Además, el ritmo de inscripciones y reservas de plazas en estas actividades se está viendo afectado por esta incertidumbre que gira en torno al sector, ya que “las familias están a la expectativa de ver qué pasará”, admite Vall. Ello es especialmente evidente en estas actividades de proximidad, dentro del mismo territorio nacional o comunidad autónoma, puesto que las familias tramitan las inscripciones con menos margen de tiempo, pero en lo que se refiere a los campamentos de larga distancia, la situación es algo diferente. María, que tiene 12 años, tiene previsto pasar este verano tres semanas del mes de julio en un colegio en Suiza y su hermano Lucas, de 14, el mes entero en Canadá. Sus padres tuvieron que tramitar sus respectivas inscripciones con meses de antelación y ahora, ante la incertidumbre que genera el estado de alarma y la crisis del coronavirus, se plantean si deben anular. Sin embargo y pese a que a priori la distancia y la necesidad de recurrir al transporte aéreo parecen una dificultad añadida, en ambos casos la respuesta por parte de los respectivos campamentos ha sido la misma.
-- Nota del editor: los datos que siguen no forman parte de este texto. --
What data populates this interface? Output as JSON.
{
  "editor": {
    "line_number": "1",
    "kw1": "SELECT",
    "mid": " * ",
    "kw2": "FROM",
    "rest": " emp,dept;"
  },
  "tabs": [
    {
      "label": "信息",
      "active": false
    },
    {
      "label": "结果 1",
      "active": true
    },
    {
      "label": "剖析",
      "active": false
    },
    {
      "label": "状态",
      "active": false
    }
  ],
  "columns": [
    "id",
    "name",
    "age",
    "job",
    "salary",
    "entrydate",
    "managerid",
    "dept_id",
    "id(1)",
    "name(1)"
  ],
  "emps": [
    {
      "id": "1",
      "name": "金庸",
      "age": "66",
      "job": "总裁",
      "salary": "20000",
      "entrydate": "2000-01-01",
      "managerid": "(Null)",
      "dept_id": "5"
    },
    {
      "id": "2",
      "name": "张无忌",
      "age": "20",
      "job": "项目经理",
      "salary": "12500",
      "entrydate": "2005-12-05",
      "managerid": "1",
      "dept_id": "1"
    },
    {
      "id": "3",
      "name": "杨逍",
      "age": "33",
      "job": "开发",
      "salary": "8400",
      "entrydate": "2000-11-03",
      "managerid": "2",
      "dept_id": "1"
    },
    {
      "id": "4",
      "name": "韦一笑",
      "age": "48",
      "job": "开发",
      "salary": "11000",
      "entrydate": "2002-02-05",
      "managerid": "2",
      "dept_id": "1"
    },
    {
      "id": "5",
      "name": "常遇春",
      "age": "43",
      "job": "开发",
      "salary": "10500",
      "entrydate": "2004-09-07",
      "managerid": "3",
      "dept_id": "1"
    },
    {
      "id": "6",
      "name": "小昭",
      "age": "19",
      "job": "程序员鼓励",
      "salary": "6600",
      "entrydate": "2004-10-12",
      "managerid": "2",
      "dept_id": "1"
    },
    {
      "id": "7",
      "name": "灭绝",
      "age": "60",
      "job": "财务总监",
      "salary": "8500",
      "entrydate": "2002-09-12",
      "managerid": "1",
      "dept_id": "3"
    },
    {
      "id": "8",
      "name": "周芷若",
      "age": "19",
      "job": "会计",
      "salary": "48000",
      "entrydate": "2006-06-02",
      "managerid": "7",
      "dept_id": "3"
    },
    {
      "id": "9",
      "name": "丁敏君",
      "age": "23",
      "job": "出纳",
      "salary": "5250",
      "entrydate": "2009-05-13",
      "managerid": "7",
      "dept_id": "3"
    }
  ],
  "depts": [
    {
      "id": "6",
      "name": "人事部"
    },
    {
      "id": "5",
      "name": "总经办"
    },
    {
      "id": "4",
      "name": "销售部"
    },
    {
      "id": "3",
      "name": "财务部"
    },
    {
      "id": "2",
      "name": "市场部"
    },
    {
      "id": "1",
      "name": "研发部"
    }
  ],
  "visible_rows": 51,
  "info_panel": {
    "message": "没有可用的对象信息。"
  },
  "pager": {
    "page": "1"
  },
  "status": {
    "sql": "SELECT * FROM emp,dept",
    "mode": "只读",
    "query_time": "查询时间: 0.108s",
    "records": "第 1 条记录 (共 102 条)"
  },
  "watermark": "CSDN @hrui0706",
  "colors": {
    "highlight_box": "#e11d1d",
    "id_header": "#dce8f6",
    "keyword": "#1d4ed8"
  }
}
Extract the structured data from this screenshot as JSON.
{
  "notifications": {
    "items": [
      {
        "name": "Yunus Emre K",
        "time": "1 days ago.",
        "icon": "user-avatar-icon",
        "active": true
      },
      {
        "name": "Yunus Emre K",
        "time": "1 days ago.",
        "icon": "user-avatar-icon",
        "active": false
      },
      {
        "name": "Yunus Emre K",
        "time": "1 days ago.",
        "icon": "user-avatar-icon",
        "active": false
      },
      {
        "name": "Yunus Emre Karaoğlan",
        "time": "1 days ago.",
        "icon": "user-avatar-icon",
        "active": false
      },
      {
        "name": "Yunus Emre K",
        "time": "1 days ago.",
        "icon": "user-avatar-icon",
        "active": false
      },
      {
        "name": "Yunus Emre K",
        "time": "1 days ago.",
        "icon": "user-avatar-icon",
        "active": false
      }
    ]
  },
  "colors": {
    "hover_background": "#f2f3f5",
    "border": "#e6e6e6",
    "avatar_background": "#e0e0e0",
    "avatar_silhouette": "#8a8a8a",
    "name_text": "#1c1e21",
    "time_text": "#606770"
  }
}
Las actividades se mantienen y se van a tomar todas las medidas pertinentes para garantizar un mínimo riesgo de contagio.

Así pues, el sector tiene claro que este verano son más necesarias que nunca las actividades de ocio educativo, principalmente por los propios niños, pero también por la salud del sector. Y es que como pone de relieve Pedro de Haro, “toda la campaña escolar se ha ido al garete porque tuvimos que cesar la actividad cuando se decretó el estado de alarma y ello supone en torno al 60 o 70% de la facturación de todo el año, que ya está perdida”. “Si además ahora tampoco podemos hacer el verano, perderemos el 90% de nuestra facturación total”, añade De Haro, para quien “el sector de las casas de colinas y albergues está viviendo un momento de crisis, por lo que estamos pidiendo ayudas porque sino, no saldremos de esta”.